Hi dude, sorry for delay.
Long mail; get tea  :  )

This is in reference to burnout, where levels of neurochemicals and number of functional receptors tend to increase up to a critical mass where the burnout occurs, and then plummet below 'normal' levels. This pattern, where (for example) elevated cortisol followed by big reductions in cortisol, is indicative of burnout. A regular case of excess of anything will cause temporary down-regulation of receptors, but in burnout there is more widespread down-regulation which may if not adjusted be permanent. In some cases certain areas are initially up-regulated at the expense of others.

From the original paper:
Interestingly, in the amygdala, stress seems to lead to an increase in neurotrophic factors such as BDNF, and to enhance dendritic outgrowth. In the functional and anatomical projection areas of the amygdala, the stress-related glutamatergic excess is, on the other hand, reported to lead to reduced BDNF and shrinkage of dendrites (Arendt et al. 2012; Boyle 2013). These degenerative events are particularly pronounced in the mPFC (Roozendaal et al. 2004; Brown et al. 2005; Radley et al. 2008; Arnsten 2009; Leuner and Shors 2012).

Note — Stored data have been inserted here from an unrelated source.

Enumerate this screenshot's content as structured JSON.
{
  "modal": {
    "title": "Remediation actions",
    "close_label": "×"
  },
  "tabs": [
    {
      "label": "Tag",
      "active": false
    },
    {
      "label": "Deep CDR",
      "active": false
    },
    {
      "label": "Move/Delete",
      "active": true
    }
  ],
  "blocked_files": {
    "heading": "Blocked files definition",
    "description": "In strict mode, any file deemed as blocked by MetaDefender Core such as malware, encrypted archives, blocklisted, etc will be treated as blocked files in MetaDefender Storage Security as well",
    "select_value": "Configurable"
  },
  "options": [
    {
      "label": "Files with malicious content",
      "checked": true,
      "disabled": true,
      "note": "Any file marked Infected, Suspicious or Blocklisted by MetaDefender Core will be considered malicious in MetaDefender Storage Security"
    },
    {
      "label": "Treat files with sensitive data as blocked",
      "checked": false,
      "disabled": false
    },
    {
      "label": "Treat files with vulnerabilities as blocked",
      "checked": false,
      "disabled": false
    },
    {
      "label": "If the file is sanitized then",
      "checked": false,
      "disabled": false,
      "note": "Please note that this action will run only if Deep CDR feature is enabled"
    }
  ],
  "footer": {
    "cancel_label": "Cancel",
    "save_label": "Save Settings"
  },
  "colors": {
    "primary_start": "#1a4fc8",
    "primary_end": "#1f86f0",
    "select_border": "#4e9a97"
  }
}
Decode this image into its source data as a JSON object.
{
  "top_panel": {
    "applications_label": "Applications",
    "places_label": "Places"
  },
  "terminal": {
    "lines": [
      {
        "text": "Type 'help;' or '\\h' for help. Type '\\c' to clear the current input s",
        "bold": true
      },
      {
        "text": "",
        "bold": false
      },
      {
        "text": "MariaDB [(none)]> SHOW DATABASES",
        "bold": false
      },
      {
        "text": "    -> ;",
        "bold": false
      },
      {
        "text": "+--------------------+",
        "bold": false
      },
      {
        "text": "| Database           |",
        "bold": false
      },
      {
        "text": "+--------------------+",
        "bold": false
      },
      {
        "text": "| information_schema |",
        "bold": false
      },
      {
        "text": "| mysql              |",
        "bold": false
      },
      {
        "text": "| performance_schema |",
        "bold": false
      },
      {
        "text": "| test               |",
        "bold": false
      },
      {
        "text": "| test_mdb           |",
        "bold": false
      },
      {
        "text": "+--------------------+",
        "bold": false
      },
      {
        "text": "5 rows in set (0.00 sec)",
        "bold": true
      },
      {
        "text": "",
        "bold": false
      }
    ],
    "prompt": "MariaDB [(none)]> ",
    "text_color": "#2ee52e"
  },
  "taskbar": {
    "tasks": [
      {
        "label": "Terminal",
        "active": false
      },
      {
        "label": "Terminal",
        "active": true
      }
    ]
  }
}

This is of interest because the mPFC exerts a strong negative control over stress pathways. GABAergic signals from the mPFC to the amygdala lead to a repression of the HPA axis. This provides a basis for one possible scenario for the present condition, in which stress-mediated neurotoxic damage to the mPFC, due to high glutamate, cortisol, or the combination of both (see Magarinos and McEwen 1995), has led to impaired prefrontal inhibition of the amygdala (Roozendaal et al. 2004). This would then have provided a context for a vicious circle with a further enhancement of amygdala excitation and subsequent changes along the networks connected to the amygdala (the mPFC, the basal ganglia, the hippocampus, and the insular, anterior cingulate, and orbitofrontal cortices).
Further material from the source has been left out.